How do we address privacy concerns and ensure we are not inadvertently leaking sensitive information in the control group?

When testing a feature like close friends, users may share content that is more personal, assuming it is only visible to a small circle. During an experiment, you must safeguard this data in a way that ensures no one in the control group can see the content if they are not supposed to. Additionally, you must ensure that your logging and analysis pipelines are compliant with privacy policies—meaning that any data about close-friend stories is only accessible to the teams that absolutely need it to evaluate the experiment. Potential pitfalls include accidentally exposing private stories in analytics dashboards or logs. To mitigate these risks, adopt privacy-by-design principles, minimize the data collected, and ensure your analytics cannot re-identify users who posted private content. Validate that any experiment instrumentation aligns with existing data handling and privacy regulations.

How do we interpret the results if other new features are launched concurrently?

Many large organizations deploy multiple experiments simultaneously. If another major feature or interface redesign goes live during the same timeframe, it could confound your results. For example, if a redesign significantly changes how stories are surfaced, this might influence whether and how users adopt close friends functionality. To mitigate these confounds, keep an experiment log of all concurrent major feature changes. You can also run interaction analyses that look for differences in the effect of the close friends feature depending on whether a user was also exposed to the other new feature. If possible, coordinate with other teams to avoid overlapping rollouts on the same user segments or to design experiments that explicitly account for each other’s presence. If complete isolation is impractical, consider advanced modeling techniques that estimate the combined effects of multiple concurrent changes.

How do we verify that the cluster assignment approach is robust if the network changes substantially after the experiment?

If the social graph changes significantly—due to user growth, friend additions, or deletions—your initially assigned clusters may no longer reflect real-world usage.
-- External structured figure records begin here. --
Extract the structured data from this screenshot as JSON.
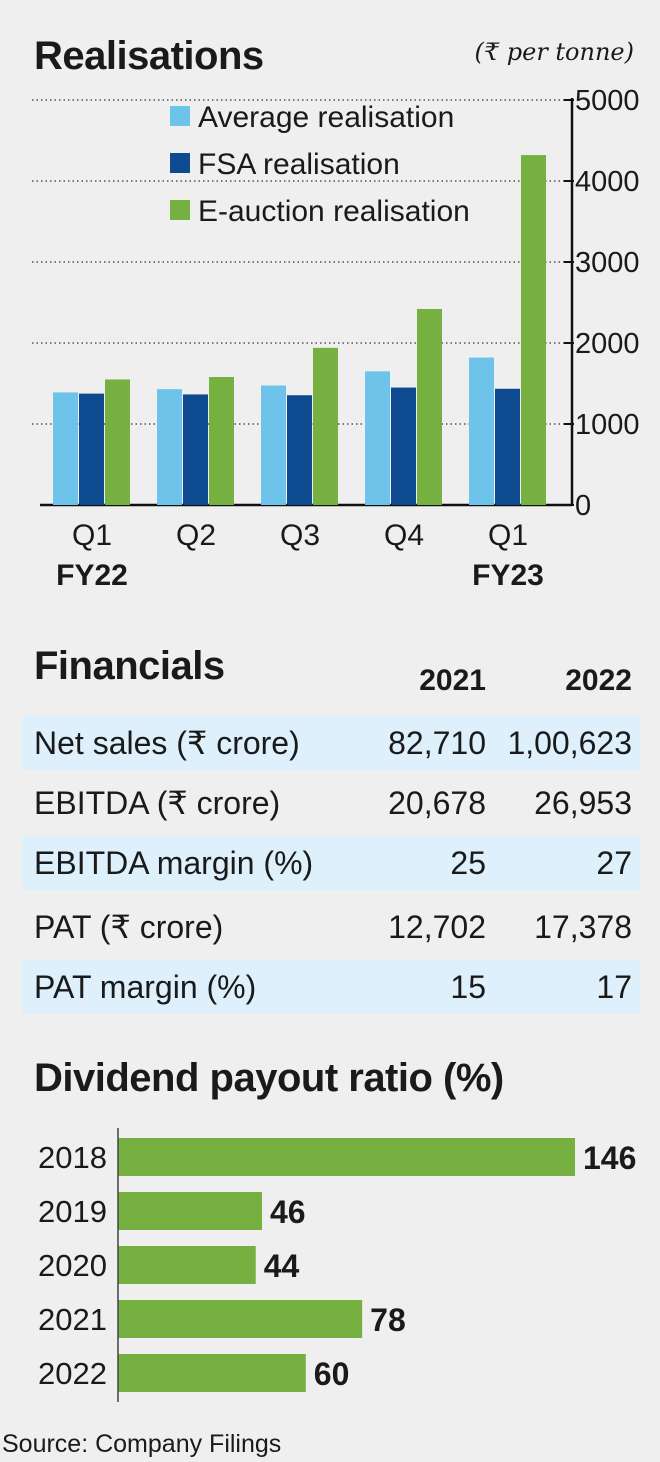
{
  "realisations": {
    "title": "Realisations",
    "unit": "(₹ per tonne)",
    "colors": {
      "average": "#6ec3ea",
      "fsa": "#0d4a8f",
      "eauction": "#76b041"
    },
    "chart_data": {
      "type": "bar",
      "categories": [
        "Q1",
        "Q2",
        "Q3",
        "Q4",
        "Q1"
      ],
      "category_groups": [
        "FY22",
        "",
        "",
        "",
        "FY23"
      ],
      "series": [
        {
          "name": "Average realisation",
          "values": [
            1390,
            1430,
            1475,
            1650,
            1820
          ]
        },
        {
          "name": "FSA realisation",
          "values": [
            1375,
            1365,
            1355,
            1450,
            1435
          ]
        },
        {
          "name": "E-auction realisation",
          "values": [
            1550,
            1580,
            1940,
            2420,
            4320
          ]
        }
      ],
      "ylim": [
        0,
        5000
      ],
      "yticks": [
        "0",
        "1000",
        "2000",
        "3000",
        "4000",
        "5000"
      ],
      "legend_position": "top-left",
      "grid": "dotted horizontal",
      "y_axis_side": "right"
    }
  },
  "financials": {
    "title": "Financials",
    "years": [
      "2021",
      "2022"
    ],
    "rows": [
      {
        "label": "Net sales (₹ crore)",
        "v2021": "82,710",
        "v2022": "1,00,623"
      },
      {
        "label": "EBITDA (₹ crore)",
        "v2021": "20,678",
        "v2022": "26,953"
      },
      {
        "label": "EBITDA margin (%)",
        "v2021": "25",
        "v2022": "27"
      },
      {
        "label": "PAT (₹ crore)",
        "v2021": "12,702",
        "v2022": "17,378"
      },
      {
        "label": "PAT margin (%)",
        "v2021": "15",
        "v2022": "17"
      }
    ]
  },
  "dividend": {
    "title": "Dividend payout ratio (%)",
    "color": "#76b041",
    "chart_data": {
      "type": "bar",
      "orientation": "horizontal",
      "categories": [
        "2018",
        "2019",
        "2020",
        "2021",
        "2022"
      ],
      "values": [
        146,
        46,
        44,
        78,
        60
      ],
      "data_labels": [
        "146",
        "46",
        "44",
        "78",
        "60"
      ]
    }
  },
  "source": "Source: Company Filings"
}
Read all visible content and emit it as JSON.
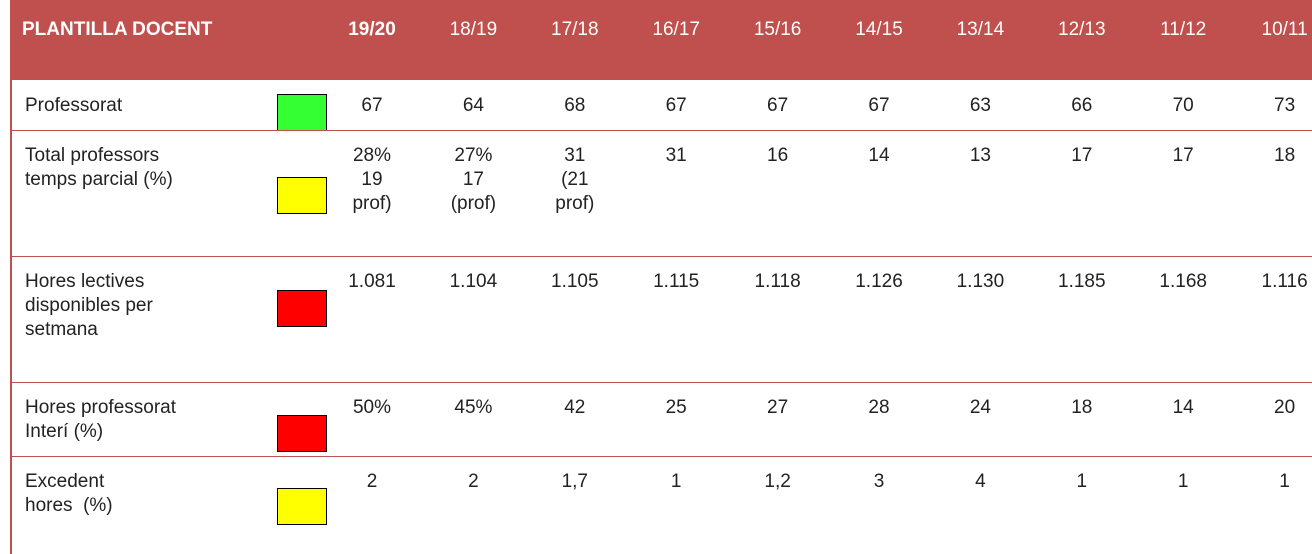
{
  "header": {
    "title": "PLANTILLA DOCENT",
    "years": [
      "19/20",
      "18/19",
      "17/18",
      "16/17",
      "15/16",
      "14/15",
      "13/14",
      "12/13",
      "11/12",
      "10/11"
    ]
  },
  "table": {
    "rows": [
      {
        "label": "Professorat",
        "indicator": "#33ff33",
        "values": [
          "67",
          "64",
          "68",
          "67",
          "67",
          "67",
          "63",
          "66",
          "70",
          "73"
        ]
      },
      {
        "label": "Total professors\ntemps parcial (%)",
        "indicator": "#ffff00",
        "values": [
          "28%\n19\nprof)",
          "27%\n17\n(prof)",
          "31\n(21\nprof)",
          "31",
          "16",
          "14",
          "13",
          "17",
          "17",
          "18"
        ]
      },
      {
        "label": "Hores lectives\ndisponibles per\nsetmana",
        "indicator": "#ff0000",
        "values": [
          "1.081",
          "1.104",
          "1.105",
          "1.115",
          "1.118",
          "1.126",
          "1.130",
          "1.185",
          "1.168",
          "1.116"
        ]
      },
      {
        "label": "Hores professorat\nInterí (%)",
        "indicator": "#ff0000",
        "values": [
          "50%",
          "45%",
          "42",
          "25",
          "27",
          "28",
          "24",
          "18",
          "14",
          "20"
        ]
      },
      {
        "label": "Excedent\nhores  (%)",
        "indicator": "#ffff00",
        "values": [
          "2",
          "2",
          "1,7",
          "1",
          "1,2",
          "3",
          "4",
          "1",
          "1",
          "1"
        ]
      }
    ]
  }
}
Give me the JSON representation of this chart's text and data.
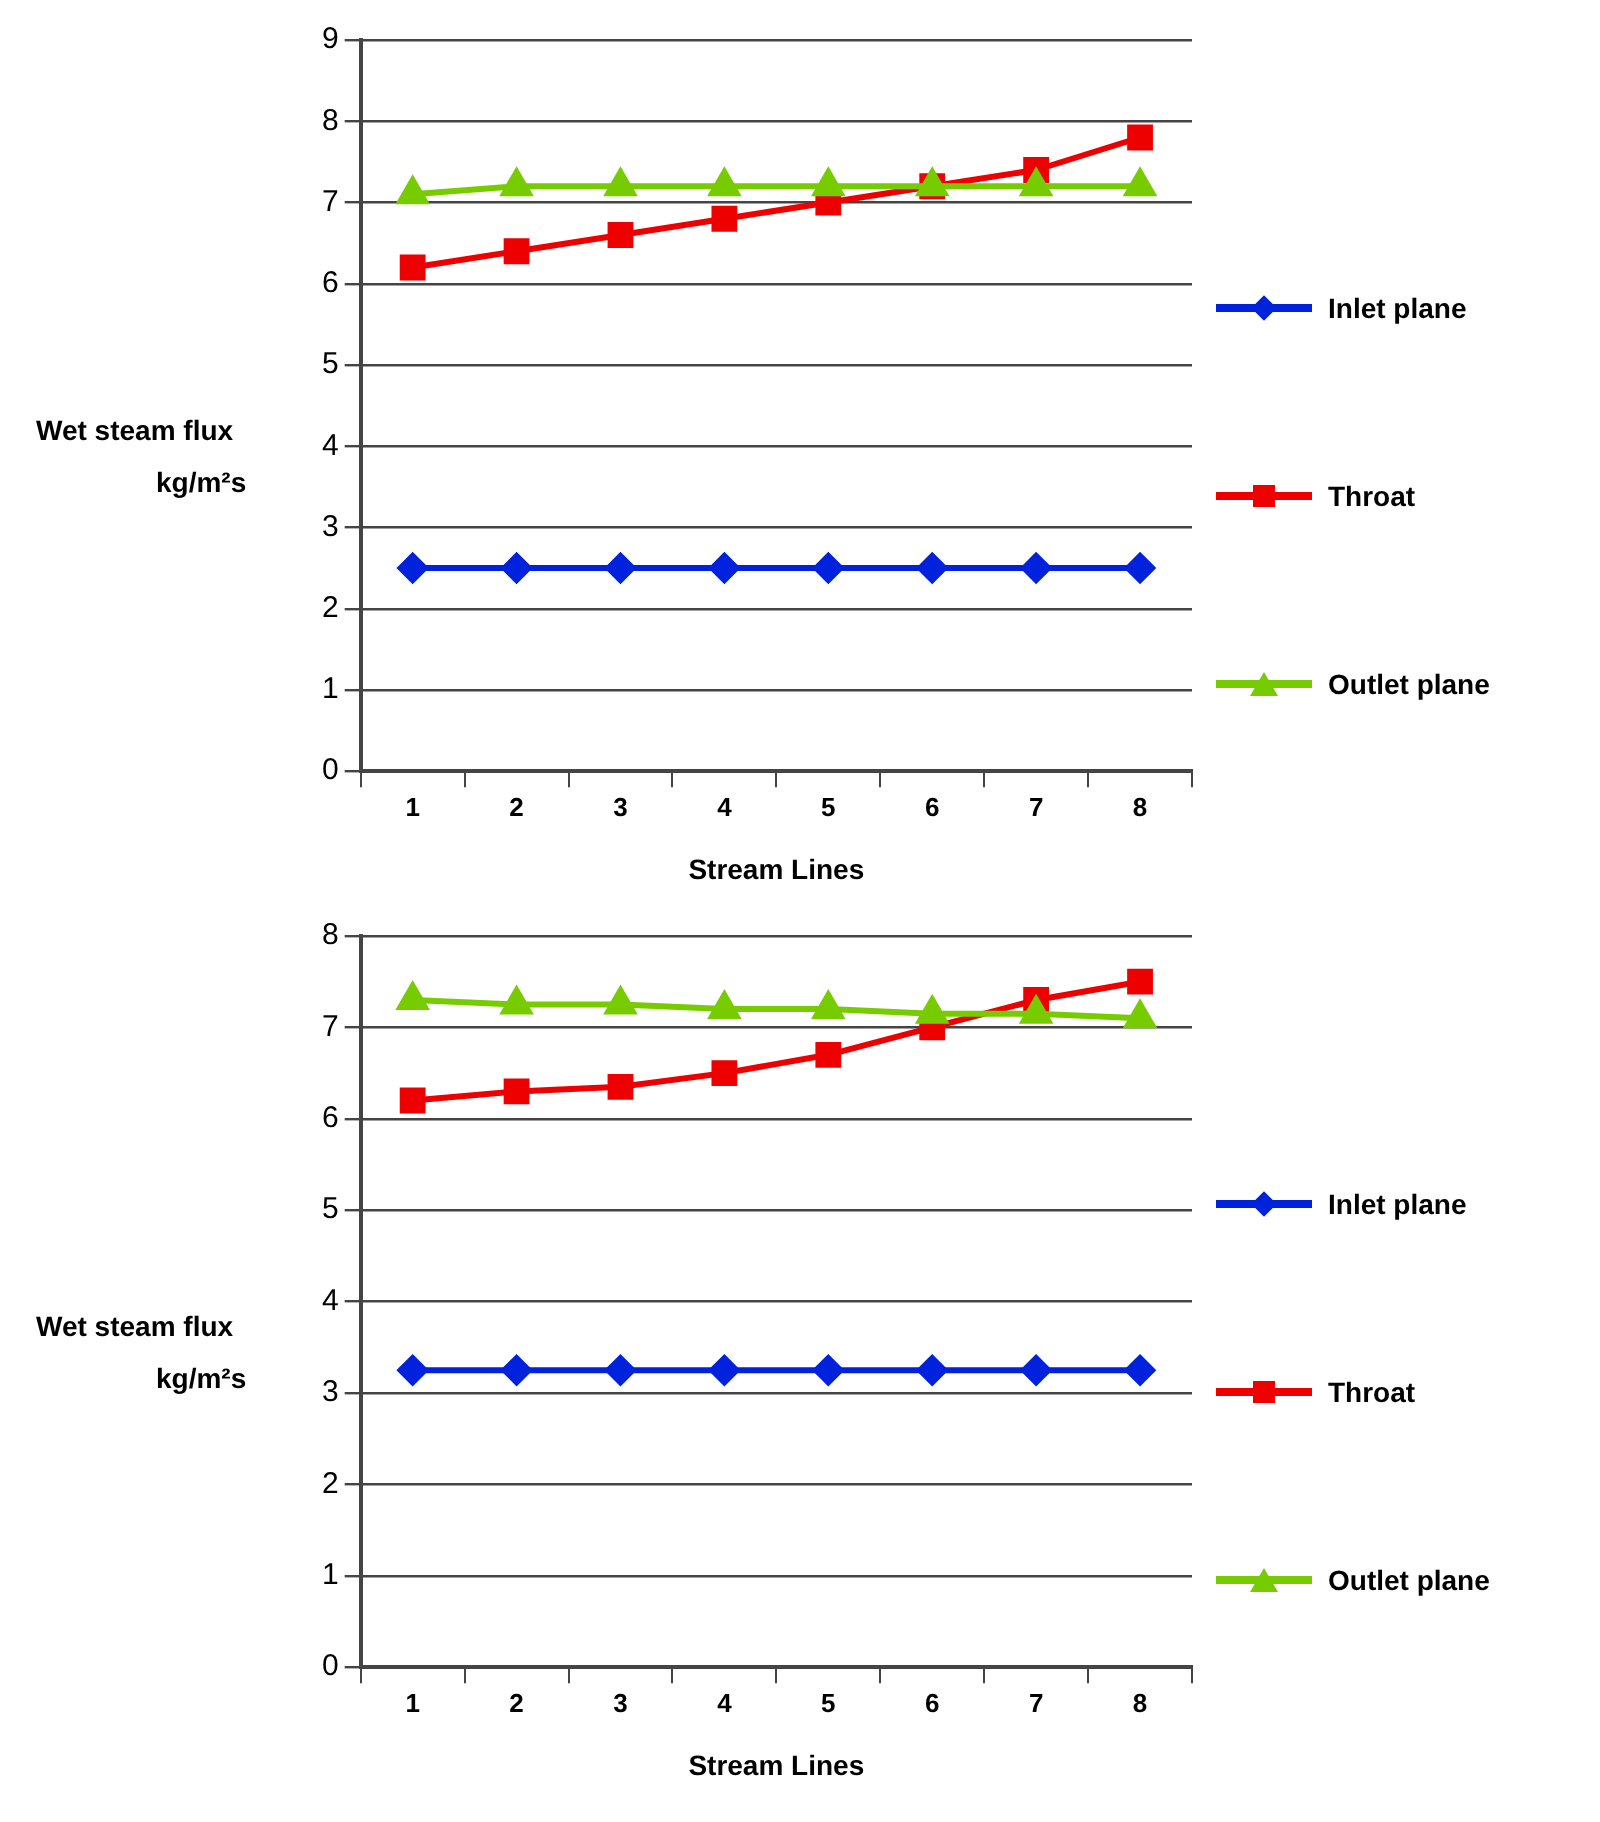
{
  "chart_data": [
    {
      "type": "line",
      "xlabel": "Stream Lines",
      "ylabel": "Wet steam flux\nkg/m²s",
      "categories": [
        "1",
        "2",
        "3",
        "4",
        "5",
        "6",
        "7",
        "8"
      ],
      "ylim": [
        0,
        9
      ],
      "yticks": [
        0,
        1,
        2,
        3,
        4,
        5,
        6,
        7,
        8,
        9
      ],
      "grid": "y",
      "legend": "right",
      "series": [
        {
          "name": "Inlet plane",
          "color": "#0022dd",
          "marker": "diamond",
          "values": [
            2.5,
            2.5,
            2.5,
            2.5,
            2.5,
            2.5,
            2.5,
            2.5
          ]
        },
        {
          "name": "Throat",
          "color": "#ee0000",
          "marker": "square",
          "values": [
            6.2,
            6.4,
            6.6,
            6.8,
            7.0,
            7.2,
            7.4,
            7.8
          ]
        },
        {
          "name": "Outlet plane",
          "color": "#77cc00",
          "marker": "triangle",
          "values": [
            7.1,
            7.2,
            7.2,
            7.2,
            7.2,
            7.2,
            7.2,
            7.2
          ]
        }
      ]
    },
    {
      "type": "line",
      "xlabel": "Stream Lines",
      "ylabel": "Wet steam flux\nkg/m²s",
      "categories": [
        "1",
        "2",
        "3",
        "4",
        "5",
        "6",
        "7",
        "8"
      ],
      "ylim": [
        0,
        8
      ],
      "yticks": [
        0,
        1,
        2,
        3,
        4,
        5,
        6,
        7,
        8
      ],
      "grid": "y",
      "legend": "right",
      "series": [
        {
          "name": "Inlet plane",
          "color": "#0022dd",
          "marker": "diamond",
          "values": [
            3.25,
            3.25,
            3.25,
            3.25,
            3.25,
            3.25,
            3.25,
            3.25
          ]
        },
        {
          "name": "Throat",
          "color": "#ee0000",
          "marker": "square",
          "values": [
            6.2,
            6.3,
            6.35,
            6.5,
            6.7,
            7.0,
            7.3,
            7.5
          ]
        },
        {
          "name": "Outlet plane",
          "color": "#77cc00",
          "marker": "triangle",
          "values": [
            7.3,
            7.25,
            7.25,
            7.2,
            7.2,
            7.15,
            7.15,
            7.1
          ]
        }
      ]
    }
  ]
}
You should measure the stability of clusters by looking at metrics like the proportion of cross-cluster edges that form during the experiment. If cross-cluster edges remain rare or minimal, your cluster-based approach likely remains valid. However, if you observe a high rate of connections between clusters, it might mean that isolation has broken down and the control group has substantial exposure to the treatment or vice versa. You can handle this situation by conducting a sensitivity analysis: limit the data to users who did not create cross-cluster edges mid-experiment and see if the results remain consistent. If the partial contamination is widespread, you might consider concluding the test earlier than planned or refining your approach to cluster assignment in a follow-up experiment.